The Schepses have chosen not to eliminate a cutting of alfalfa by extending the alfalfa cutting interval, but they have had to take advantage of the delayed cutting insurance policy that inherently comes with the HarvXtra trait. For 2020’s fourth cutting, they had to extend their cutting interval to 35 days because of a needed insecticide and fungicide application and the postapplication harvest interval required by the chemical products. Of course, they’ve also been delayed by weather from time-to-time.

“We’ve always liked to give one cutting a longer growing interval to help enhance winter survival,” Scheps noted. “By doing so, we don’t take as big of a quality hit with the HarvXtra compared to the conventional varieties.”

Scheps said he hasn’t noticed any major agronomic differences between the HarvXtra varieties and the conventional ones he grew previously. “This year will be the first year that the farm will average 5 tons per acre of dry matter across our entire acreage,” Scheps mentioned. “That should be accurate because everything harvested goes across our drive-over scale.”

The northern Wisconsin dairyman said it’s been difficult to assess cow performance changes as a direct result of feeding HarvXtra alfalfa. “We built our last cow barn in 2017 and expanded the herd, so there are a lot of confounding variables,” Scheps said.

The milking cows at Scheps Dairy consume a TMR that includes both brown midrib corn silage and HarvXtra alfalfa.

More than technology

As with any new technology, there needs to be appropriate management applied to realize its full benefit. The HarvXtra trait is no different.

Scheps explained that they seed their alfalfa in the spring, using 18 pounds of seed per acre and no companion crop. Once a field is tilled and prepared, it then gets rolled before seeding with a John Deere 40-foot no-till air drill. Two or three cuttings get harvested in the seeding year followed by four cuttings in the subsequent production years.

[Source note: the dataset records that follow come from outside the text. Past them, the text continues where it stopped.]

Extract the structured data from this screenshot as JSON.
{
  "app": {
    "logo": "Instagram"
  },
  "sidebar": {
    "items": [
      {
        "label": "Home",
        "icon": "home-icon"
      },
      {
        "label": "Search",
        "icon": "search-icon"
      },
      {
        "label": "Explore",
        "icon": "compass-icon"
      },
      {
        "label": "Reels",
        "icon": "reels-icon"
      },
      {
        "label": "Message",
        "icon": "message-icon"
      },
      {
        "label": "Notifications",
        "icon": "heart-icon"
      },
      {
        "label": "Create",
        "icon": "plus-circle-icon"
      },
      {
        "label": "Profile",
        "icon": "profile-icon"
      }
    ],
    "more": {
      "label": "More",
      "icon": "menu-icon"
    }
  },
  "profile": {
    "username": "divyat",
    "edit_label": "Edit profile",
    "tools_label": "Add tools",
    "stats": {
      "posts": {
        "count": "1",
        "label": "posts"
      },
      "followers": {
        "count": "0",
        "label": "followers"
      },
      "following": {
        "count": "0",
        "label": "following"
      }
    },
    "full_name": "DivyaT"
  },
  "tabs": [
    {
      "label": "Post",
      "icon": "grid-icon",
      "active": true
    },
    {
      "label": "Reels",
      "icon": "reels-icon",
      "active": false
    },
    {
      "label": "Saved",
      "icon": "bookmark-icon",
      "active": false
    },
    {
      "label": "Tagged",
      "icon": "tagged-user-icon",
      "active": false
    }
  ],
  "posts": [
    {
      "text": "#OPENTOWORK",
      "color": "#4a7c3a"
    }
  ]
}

Similar to Foresight Farms, the Schepses use glyphosate to keep weeds at bay in their alfalfa fields. That application is made after fourth crop is harvested each year. “It really helps to control the dandelions during the following year,” Scheps noted. “It makes a big difference.”

Scheps is also vigilant to limit wheel traffic damage in his alfalfa fields. Each semi-truck and trailer is equipped with flotation tires. Additionally, truck drivers must adhere to a controlled traffic pattern when driving in alfalfa fields. “We only allow U-turns if they’re less than one-half of the way into the field,” Scheps explained.

“We’ve been happy with HarvXtra and don’t really have any plans of changing right now,” Scheps said. “My friend who got me started now works for a seed company that doesn’t offer HarvXtra varieties, but I told him that I’m not switching back,” he chuckled. Apparently, friendship loyalty only goes so far.


This article appeared in the November 2020 issue of Hay & Forage Grower on pages 24 and 26.